July 30 (UPI) -- More than 93,000 Americans die annually from alcohol-related causes, according to figures released Thursday by the U.S. Centers for Disease Control and Prevention.
This includes more than 50,000 people who die from chronic health conditions caused by excessive drinking, including alcoholic liver disease, agency researchers said.
The remainder died from "acute causes," including alcohol overdoses, drinking-related injuries and drunk-driving accidents, they said.
"Little progress has been made in preventing deaths caused by excessive drinking," the authors of the paper, published in the CDC's Mortality and Morbidity Weekly Report, wrote.
The data indicate "that an average of 255 Americans die from excessive drinking every day," they said.
The findings are based on an analysis of data from the CDC's Alcohol-Related Disease Impact project, which tracked alcohol-attributable deaths and years of potential life lost nationally, between 2011 and 2015.
There were 93,296 alcohol-related deaths annually during the five-year period assessed, the CDC researchers said.
Of these, 52,361 deaths each year were caused by chronic conditions related to drinking, including 18,164 linked to alcoholic liver disease, which the Cleveland Clinic describes as severe liver damage as a result of "excessive drinking."

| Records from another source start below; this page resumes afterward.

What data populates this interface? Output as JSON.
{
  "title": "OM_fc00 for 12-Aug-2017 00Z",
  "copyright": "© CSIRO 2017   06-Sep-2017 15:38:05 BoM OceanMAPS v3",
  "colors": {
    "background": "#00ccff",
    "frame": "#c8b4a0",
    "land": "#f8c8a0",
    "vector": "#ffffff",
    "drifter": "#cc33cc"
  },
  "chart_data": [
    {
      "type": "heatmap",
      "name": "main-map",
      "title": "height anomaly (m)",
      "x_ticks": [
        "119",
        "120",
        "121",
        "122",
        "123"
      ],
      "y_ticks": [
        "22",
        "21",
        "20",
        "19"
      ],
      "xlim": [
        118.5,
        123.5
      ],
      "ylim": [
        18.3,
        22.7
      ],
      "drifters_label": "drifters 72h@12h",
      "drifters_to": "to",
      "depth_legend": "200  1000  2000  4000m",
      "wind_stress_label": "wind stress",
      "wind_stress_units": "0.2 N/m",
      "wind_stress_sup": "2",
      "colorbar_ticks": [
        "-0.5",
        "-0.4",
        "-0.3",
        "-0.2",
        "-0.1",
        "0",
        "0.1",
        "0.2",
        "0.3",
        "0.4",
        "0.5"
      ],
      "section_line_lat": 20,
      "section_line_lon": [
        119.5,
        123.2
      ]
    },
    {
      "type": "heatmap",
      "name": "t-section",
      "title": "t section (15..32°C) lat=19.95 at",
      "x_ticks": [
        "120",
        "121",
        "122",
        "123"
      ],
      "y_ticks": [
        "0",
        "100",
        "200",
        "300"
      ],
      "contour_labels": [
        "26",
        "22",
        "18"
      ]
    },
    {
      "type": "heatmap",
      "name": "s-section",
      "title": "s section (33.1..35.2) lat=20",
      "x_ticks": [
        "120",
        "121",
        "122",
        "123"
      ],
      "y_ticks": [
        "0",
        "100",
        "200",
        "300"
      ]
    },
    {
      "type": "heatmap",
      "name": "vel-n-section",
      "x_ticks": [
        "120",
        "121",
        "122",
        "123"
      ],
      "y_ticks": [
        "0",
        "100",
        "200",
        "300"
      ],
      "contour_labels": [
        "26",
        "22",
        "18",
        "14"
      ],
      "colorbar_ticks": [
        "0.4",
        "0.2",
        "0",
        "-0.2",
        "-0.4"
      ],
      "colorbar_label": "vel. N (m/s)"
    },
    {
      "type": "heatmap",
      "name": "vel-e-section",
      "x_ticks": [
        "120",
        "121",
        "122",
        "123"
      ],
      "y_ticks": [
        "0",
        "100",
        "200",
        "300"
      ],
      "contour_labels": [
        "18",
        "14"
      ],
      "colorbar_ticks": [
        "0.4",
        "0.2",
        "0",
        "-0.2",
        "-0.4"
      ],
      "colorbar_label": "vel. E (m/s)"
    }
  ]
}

Another 9,801 alcohol-related deaths annually were caused by cirrhosis, the CDC analysis found. Cirrhosis is severe liver scarring that is seen in late-stage alcoholic liver disease, according to the Cleveland Clinic.

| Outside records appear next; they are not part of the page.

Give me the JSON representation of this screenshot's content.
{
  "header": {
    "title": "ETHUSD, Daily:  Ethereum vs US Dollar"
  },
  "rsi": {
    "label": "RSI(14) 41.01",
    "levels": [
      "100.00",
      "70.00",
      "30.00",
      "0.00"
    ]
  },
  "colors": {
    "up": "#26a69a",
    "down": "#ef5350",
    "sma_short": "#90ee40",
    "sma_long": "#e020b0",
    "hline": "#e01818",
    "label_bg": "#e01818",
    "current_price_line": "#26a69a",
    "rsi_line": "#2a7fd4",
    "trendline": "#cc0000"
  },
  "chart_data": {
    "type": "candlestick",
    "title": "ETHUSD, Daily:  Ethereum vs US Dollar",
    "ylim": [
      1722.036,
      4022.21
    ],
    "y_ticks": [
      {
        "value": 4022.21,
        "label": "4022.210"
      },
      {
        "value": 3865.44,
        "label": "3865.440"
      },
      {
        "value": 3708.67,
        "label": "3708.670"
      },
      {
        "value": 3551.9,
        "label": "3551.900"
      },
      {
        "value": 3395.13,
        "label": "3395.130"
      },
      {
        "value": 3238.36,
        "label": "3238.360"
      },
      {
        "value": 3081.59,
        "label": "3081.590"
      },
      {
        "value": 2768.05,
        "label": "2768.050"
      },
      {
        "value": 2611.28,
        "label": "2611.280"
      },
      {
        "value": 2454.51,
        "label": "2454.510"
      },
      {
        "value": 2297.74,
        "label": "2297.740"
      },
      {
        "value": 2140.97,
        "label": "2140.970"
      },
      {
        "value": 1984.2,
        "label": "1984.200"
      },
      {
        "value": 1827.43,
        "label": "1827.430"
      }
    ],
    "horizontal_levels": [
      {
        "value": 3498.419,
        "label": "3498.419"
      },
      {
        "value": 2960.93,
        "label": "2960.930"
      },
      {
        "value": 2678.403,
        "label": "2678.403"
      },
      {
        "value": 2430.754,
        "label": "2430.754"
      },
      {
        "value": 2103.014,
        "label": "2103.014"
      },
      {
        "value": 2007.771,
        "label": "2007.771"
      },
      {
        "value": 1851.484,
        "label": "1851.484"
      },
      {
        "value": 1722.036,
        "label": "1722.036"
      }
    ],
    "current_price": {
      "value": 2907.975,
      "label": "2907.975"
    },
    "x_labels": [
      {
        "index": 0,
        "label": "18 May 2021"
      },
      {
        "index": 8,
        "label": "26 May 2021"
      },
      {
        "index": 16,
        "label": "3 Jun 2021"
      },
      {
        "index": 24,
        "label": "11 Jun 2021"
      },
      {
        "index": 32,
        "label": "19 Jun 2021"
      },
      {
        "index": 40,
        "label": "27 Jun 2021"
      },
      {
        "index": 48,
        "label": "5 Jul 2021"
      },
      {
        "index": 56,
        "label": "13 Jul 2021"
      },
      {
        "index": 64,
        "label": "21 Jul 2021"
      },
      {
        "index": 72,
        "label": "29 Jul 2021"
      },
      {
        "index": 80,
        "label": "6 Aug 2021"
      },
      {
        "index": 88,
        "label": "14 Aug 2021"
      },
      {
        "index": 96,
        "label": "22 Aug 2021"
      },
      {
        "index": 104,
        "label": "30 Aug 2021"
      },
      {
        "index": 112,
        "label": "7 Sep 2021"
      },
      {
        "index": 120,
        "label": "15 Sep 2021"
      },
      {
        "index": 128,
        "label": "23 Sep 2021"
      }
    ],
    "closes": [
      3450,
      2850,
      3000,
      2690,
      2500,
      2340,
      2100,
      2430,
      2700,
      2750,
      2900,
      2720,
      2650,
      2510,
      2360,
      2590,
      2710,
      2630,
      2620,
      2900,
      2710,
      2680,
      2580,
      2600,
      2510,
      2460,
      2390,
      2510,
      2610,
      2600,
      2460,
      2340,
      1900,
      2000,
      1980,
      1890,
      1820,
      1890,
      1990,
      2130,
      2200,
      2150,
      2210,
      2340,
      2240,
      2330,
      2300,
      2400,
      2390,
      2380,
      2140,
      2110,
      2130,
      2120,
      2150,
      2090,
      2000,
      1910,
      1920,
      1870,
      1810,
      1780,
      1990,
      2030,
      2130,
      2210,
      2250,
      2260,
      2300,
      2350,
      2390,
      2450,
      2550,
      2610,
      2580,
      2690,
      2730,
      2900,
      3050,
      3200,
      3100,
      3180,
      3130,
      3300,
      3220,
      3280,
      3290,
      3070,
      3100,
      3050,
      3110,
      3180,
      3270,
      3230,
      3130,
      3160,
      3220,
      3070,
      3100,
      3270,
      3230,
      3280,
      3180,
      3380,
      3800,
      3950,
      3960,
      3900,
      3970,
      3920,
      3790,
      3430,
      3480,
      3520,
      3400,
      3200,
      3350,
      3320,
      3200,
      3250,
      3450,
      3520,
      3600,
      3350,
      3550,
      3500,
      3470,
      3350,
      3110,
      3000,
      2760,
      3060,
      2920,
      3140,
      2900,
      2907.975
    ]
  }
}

Of the "acute" alcohol-related deaths, 9,899 annually occurred as a result of suicide, while 7,092 were caused by motor-vehicle crashes, the CDC researchers said.
In addition, there were 5,306 homicides related to alcohol use each year, they said.
Injuries sustained during falls accounted for 2,645 of the alcohol-related deaths each year, while 2,288 were caused by alcohol poisoning, according to the CDC researchers.
Overall, those who died from alcohol-related causes over the five-study period shortened their lives by an average of 29 years, the researchers said.
"Excessive drinking is a leading cause of preventable death in the United States and is associated with numerous health and social problems," they wrote.
"Prevention strategies, including ... increasing alcohol taxes and regulating the number and concentration of places that sell alcohol, could help reduce deaths and years of potential life lost from excessive drinking."